Wednesday, January 9, 2013
The SEC charged two auditors at KPMG for their roles in a failed audit of TierOne Bank, a Nebraska-based bank that hid millions of dollars in loan losses from investors during the financial crisis and eventually was forced to file for bankruptcy. The SEC previously charged three former TierOne Bank executives responsible for the scheme. Two executives agreed to settle the SEC’s charges, and the case continues against the other.

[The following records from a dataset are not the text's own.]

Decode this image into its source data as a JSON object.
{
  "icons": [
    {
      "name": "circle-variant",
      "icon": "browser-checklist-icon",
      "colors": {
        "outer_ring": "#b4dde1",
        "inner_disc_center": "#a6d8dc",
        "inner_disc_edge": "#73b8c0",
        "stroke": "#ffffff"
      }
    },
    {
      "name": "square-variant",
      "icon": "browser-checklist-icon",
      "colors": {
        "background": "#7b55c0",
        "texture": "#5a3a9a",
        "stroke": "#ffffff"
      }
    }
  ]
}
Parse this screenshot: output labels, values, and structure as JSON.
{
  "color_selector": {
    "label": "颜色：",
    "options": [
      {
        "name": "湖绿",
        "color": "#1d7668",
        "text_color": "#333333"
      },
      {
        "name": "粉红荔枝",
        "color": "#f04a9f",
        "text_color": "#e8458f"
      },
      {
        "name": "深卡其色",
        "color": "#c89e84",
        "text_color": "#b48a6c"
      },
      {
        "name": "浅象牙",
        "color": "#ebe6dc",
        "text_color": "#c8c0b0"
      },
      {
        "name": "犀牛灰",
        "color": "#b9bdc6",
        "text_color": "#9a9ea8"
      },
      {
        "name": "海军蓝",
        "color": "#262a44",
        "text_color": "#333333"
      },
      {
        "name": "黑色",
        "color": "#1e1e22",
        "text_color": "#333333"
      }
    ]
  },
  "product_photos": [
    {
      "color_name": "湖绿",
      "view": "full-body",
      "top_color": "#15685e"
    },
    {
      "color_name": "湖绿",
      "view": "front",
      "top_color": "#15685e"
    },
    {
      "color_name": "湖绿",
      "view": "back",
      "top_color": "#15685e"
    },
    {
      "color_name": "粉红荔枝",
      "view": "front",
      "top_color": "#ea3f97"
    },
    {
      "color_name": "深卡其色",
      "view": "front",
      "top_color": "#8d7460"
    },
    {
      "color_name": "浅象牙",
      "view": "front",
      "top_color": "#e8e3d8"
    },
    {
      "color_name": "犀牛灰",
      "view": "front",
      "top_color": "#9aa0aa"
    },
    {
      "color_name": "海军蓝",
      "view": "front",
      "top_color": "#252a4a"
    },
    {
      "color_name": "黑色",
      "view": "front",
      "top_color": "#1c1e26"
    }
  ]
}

The new charges in the SEC’s case are against KPMG partner John J. Aesoph and senior manager Darren M. Bennett. According to the SEC’s order instituting administrative proceedings, the auditors failed to comply with professional auditing standards in their substantive audit procedures over the bank’s valuation of loan losses resulting from impaired loans. They relied principally on stale appraisals and management’s uncorroborated representations of current value despite evidence that management’s estimates were biased and inconsistent with independent market data. Aesoph and Bennett failed to exercise the appropriate professional skepticism and obtain sufficient evidence that management’s collateral value and loan loss estimates were reasonable. According to the SEC, the auditors engaged in improper professional conduct as defined in Section 4C of the Securities Exchange Act of 1934 and Rule 102(e)(1)(ii) of the Commission’s Rules of Practice.
A hearing will be scheduled before an administrative law judge to determine whether the allegations contained in the order are true and what, if any, remedial sanctions are appropriate pursuant to Rule 102(e).